- Не торопись, оставь, убери в тоболу, ещё пригодятся...
Ярил послушался. Спрятав обноски, вытащил хлеб, холодное варёное мясо, баклагу с пивом - стали обедать. Молча жевали и смотрели на Рось, которая тихо катила свои воды в Днепр. В месте впадения в него она, разливаясь, приобретала другой цвет, отличный от днепровских, глубинных и более мрачных вод, и как бы этим отделялась от них, образуя два слоя - светлый и тёмный...
Так, видимо, и состояние души человека не бывает одинарным, а существует как бы тоже слоями и в зависимости от настроения становится то светлым, то тёмным. Только что у крепостных ворот сердце сжимали нехорошие предчувствия, а сейчас на нём легко и радостно. Как на небе, когда проплывают то белые облака, то вдруг грозовые.
Хорошо, конечно, сидеть, насыщаться едою и думать о том, что живёшь в полном созвучии со всем окружающим. Но если бы только это занимало мысли Погляда и Ярила, ибо снова их посетили тревожные думы: "Справимся ли?.. Не вздёрнут ли нас на столбе, как соглядатаев на городской площади?.."
Мимо шли трое, вооружённые мечами. Или засечники, или стражи порядка... Взглянули на двух обедающих, что-то сказали друг другу, подошли и попросили пива - промочить горло. Ярил с готовностью протянул баклагу: не жалко, мол... Этот щедрый жест подкупил воев. Пока один, хлебнув, передавал баклагу и нагнулся, у него с пояса свесился меч, и Погляд заинтересовался лезвием. Воин помоложе то ли спросил, то ли утвердительно сказал:
- Хорошая работа... Мастерская... Закалка особая! Наша, роденская...

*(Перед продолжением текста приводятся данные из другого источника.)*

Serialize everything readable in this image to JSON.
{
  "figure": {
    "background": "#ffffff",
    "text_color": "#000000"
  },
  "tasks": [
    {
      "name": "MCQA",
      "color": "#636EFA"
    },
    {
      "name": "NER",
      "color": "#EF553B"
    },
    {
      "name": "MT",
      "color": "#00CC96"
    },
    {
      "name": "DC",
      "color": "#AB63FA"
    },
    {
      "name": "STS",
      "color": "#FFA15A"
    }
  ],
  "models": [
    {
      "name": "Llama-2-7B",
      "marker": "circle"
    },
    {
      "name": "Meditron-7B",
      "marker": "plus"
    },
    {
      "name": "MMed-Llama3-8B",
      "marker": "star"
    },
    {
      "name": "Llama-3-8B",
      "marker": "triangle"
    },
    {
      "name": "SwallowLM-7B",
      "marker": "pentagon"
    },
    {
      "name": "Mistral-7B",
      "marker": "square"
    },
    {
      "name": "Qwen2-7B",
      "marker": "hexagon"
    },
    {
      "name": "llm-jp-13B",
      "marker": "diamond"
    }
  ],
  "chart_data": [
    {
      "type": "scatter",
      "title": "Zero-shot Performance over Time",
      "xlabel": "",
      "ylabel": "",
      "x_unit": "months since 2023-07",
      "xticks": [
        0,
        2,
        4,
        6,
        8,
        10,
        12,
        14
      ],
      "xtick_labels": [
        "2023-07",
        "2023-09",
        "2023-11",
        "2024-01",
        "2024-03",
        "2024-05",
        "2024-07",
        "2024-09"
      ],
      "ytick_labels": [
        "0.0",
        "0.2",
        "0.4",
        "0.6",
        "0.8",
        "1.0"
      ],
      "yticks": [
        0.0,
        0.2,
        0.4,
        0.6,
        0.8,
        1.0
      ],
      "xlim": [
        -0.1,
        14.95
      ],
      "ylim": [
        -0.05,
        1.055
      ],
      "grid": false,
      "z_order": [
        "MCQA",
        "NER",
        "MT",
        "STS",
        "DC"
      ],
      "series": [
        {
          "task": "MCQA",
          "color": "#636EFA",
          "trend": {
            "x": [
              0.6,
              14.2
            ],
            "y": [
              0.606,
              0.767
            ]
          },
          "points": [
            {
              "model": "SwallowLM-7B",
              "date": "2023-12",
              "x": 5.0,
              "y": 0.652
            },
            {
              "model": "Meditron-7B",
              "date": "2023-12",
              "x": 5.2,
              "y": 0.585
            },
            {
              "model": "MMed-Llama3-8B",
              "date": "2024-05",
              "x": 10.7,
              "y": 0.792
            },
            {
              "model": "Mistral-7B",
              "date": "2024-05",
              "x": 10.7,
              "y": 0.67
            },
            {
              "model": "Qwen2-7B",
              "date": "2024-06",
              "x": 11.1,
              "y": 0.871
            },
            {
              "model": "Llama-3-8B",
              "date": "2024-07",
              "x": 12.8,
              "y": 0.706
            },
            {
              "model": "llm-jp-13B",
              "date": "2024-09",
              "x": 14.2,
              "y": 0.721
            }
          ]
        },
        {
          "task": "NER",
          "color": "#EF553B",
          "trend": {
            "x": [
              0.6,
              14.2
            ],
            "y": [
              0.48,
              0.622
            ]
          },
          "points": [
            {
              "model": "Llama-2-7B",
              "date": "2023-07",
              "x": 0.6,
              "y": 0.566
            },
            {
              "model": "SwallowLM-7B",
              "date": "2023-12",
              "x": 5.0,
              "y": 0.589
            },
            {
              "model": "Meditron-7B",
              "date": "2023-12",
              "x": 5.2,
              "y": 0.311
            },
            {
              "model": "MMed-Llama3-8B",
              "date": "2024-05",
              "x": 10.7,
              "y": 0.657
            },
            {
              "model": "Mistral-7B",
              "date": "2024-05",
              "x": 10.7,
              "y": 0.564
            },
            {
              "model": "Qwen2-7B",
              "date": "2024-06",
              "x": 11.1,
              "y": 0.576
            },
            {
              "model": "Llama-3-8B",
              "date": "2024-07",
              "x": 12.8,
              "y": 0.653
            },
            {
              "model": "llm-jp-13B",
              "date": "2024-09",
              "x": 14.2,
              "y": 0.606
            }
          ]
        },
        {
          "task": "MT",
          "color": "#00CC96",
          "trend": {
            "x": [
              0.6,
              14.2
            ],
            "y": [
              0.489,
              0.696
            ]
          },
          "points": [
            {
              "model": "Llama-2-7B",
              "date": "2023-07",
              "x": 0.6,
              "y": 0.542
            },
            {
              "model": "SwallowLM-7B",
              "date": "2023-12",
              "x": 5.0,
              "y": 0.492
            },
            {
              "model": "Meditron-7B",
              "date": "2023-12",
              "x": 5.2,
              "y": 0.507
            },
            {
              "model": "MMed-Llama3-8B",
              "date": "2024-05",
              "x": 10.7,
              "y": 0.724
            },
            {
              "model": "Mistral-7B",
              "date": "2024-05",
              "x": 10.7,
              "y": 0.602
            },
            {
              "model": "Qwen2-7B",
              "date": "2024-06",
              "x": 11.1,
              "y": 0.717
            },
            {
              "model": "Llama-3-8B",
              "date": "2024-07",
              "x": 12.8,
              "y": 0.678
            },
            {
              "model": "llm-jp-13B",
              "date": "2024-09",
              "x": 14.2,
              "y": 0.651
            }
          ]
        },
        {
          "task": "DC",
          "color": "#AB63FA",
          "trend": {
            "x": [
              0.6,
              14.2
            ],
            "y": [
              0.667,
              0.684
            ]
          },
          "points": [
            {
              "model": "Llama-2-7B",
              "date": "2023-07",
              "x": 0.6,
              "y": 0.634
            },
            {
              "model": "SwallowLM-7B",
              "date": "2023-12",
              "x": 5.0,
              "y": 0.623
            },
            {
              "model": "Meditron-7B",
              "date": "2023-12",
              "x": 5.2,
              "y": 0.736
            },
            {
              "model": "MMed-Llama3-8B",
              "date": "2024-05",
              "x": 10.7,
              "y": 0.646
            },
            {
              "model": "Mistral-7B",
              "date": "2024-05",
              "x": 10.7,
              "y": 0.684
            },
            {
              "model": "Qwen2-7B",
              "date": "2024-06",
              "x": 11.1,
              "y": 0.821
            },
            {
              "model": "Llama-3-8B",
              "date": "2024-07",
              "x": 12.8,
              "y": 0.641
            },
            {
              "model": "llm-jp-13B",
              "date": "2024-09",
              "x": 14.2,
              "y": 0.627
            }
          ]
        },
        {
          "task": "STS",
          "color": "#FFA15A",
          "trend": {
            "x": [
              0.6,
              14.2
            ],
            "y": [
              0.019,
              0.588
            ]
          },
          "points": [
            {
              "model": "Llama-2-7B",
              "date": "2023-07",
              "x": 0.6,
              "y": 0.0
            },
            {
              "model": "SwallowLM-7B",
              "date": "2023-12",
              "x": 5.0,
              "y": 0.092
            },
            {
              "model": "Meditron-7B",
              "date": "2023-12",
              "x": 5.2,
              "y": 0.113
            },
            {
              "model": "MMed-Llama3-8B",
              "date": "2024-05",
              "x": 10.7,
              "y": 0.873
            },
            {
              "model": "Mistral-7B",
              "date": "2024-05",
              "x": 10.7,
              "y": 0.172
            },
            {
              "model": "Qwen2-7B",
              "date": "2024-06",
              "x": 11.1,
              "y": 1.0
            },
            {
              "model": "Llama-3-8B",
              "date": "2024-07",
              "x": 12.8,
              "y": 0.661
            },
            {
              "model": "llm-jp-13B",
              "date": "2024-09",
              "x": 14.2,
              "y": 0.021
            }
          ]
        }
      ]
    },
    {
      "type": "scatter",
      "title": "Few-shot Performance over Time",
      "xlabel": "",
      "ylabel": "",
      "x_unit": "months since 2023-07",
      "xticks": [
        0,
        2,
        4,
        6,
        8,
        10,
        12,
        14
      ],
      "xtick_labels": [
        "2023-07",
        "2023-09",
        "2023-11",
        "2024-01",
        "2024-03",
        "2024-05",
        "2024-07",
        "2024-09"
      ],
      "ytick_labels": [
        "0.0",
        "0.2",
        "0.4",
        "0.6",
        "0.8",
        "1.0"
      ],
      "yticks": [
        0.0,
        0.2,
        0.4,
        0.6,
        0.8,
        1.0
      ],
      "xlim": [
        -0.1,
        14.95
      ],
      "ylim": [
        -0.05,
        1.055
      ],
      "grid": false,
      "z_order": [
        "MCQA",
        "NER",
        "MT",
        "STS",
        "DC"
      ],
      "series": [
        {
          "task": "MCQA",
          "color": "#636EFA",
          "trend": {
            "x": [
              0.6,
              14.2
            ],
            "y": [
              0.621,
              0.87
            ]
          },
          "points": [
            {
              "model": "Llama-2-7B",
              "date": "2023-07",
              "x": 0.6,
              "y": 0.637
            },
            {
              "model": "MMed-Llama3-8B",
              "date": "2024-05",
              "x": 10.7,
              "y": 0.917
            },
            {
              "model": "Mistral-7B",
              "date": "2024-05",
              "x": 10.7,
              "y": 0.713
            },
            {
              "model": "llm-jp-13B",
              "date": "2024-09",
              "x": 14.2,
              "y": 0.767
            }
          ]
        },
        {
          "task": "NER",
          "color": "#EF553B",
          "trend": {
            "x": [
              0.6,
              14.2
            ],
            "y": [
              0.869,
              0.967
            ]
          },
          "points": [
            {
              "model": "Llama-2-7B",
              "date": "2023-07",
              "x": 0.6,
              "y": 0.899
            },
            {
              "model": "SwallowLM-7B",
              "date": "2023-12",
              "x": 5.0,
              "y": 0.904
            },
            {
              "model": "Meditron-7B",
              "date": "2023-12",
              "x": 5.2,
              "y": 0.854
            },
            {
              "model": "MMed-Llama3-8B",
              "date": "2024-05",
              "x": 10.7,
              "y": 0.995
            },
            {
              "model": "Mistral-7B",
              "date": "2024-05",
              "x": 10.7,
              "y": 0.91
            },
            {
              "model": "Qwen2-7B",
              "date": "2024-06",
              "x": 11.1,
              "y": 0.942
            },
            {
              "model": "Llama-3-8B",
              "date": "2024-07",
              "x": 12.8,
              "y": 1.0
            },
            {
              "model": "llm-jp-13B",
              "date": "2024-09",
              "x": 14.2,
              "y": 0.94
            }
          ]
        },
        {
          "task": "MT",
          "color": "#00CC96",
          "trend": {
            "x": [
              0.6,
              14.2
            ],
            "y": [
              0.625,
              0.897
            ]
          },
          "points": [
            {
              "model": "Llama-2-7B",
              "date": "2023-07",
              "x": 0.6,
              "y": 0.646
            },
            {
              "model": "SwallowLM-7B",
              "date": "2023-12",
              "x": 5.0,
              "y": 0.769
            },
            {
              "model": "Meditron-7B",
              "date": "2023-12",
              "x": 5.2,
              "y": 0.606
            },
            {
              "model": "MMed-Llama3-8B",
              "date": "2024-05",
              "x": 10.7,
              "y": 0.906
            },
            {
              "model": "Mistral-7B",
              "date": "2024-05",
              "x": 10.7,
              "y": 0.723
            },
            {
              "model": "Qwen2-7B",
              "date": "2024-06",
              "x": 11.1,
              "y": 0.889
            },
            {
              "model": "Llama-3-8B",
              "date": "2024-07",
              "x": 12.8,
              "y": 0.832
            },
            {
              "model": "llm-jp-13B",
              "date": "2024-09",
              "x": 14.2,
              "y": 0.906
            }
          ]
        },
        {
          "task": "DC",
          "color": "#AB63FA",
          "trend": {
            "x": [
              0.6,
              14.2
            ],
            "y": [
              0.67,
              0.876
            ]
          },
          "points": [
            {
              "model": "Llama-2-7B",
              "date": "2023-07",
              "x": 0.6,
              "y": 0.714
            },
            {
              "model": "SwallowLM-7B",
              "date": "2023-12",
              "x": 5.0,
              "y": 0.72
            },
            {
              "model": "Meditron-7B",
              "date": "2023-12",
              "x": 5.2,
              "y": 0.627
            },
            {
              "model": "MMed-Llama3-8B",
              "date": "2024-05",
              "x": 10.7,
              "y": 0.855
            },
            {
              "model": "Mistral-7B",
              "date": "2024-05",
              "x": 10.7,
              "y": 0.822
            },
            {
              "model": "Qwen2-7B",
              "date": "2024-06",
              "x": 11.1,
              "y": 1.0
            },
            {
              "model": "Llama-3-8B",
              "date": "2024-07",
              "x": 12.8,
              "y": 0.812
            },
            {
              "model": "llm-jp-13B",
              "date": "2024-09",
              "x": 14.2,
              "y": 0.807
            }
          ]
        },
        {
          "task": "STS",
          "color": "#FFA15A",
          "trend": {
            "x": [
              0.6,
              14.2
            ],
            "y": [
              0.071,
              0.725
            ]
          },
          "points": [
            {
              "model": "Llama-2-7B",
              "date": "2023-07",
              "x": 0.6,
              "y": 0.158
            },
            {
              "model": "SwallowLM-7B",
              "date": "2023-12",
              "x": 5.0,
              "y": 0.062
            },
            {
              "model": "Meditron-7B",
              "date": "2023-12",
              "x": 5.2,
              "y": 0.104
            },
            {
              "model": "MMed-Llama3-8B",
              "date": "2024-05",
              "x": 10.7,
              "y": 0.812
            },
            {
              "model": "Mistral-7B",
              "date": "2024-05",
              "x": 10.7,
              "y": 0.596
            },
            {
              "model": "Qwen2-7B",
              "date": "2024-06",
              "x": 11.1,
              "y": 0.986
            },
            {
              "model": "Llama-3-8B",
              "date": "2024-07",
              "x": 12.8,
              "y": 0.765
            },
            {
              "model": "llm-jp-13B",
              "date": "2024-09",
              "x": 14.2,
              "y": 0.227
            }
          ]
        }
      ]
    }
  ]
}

"Спросить бы, какая такая особая, да навлечёшь подозрение. Лучше смолчу..." - решил Погляд, но не удержался горячий Ярил:
- А как закаляют-то?
- Вы кто такие? - насторожился старший воин, который только что изрядно отхлебнул из баклаги и теперь поглаживал пальцами намокшие усы.
- Мы-то? - переспросил Погляд, затягивая время. - По одёжке разве не видите, что свободные люди.
- Ну так не спрашивайте чего не надо. Не то живо в другом месте окажетесь.
- Хватит тебе хороших людей стращать. Идём к торжищу, там давеча каких-то торговцев пограбили.
Когда стражники (теперь друзья поняли, что это были они) удалились, Погляд обозлился на Ярила:
- Язык-то свой держи за зубами! Да башкой думай, что у кого спросить, что кому говорить!..
- И впрямь чуть не влипли! Прости, Погляд, в другой раз буду умнее...
- Ладно, идём и мы на торжище. А оттуда можно и в дом на Кожевенном конце заглянуть, попроситься на ночлег к богатой вдовушке, о котором нам утром на воротах сказывали.
На Роденское торжище стекались не только местные жители, но и живущие по соседству печенеги. Высился неподалёку в форме куба их Гостиный двор, за ним далее был выстроен сарацинский, имели свои дворы и славяне - северяне и вятичи, которые сбывали здесь рабов - пленных хазар и угров. Печенеги тоже промышляли живым товаром.
Погляд и Ярил увидели, как гнали от Гостиных дворов рабов, связанных попарно кожаными ремнями, почти раздетых, мужчин и женщин вместе, - это были те, которые предназначались для тяжёлой работы в поле и дома; красивых рабынь для любовных утех доставляли отдельно. Туда торопились богачи-сладострастники, но, как заметили друзья, было и третье место на торжище, куда приводились на продажу исключительно мужчины, склонные к тучности. Здесь собирались купцы серьёзные, не склонные к смеху и шуткам, царившим, например, в том месте торжища, где сбывали рабынь; собирались здесь в качестве купцов в основном люди мастеровые, и как правило кузнецы. Погляд сразу определил их по ладоням, в которые въелась окалина (перед отъездом в Родень руками Погляда и Ярила занималась одна старуха, вытравливая окалину горячими настоями из трав, чтобы в друзьях не признали ковалей).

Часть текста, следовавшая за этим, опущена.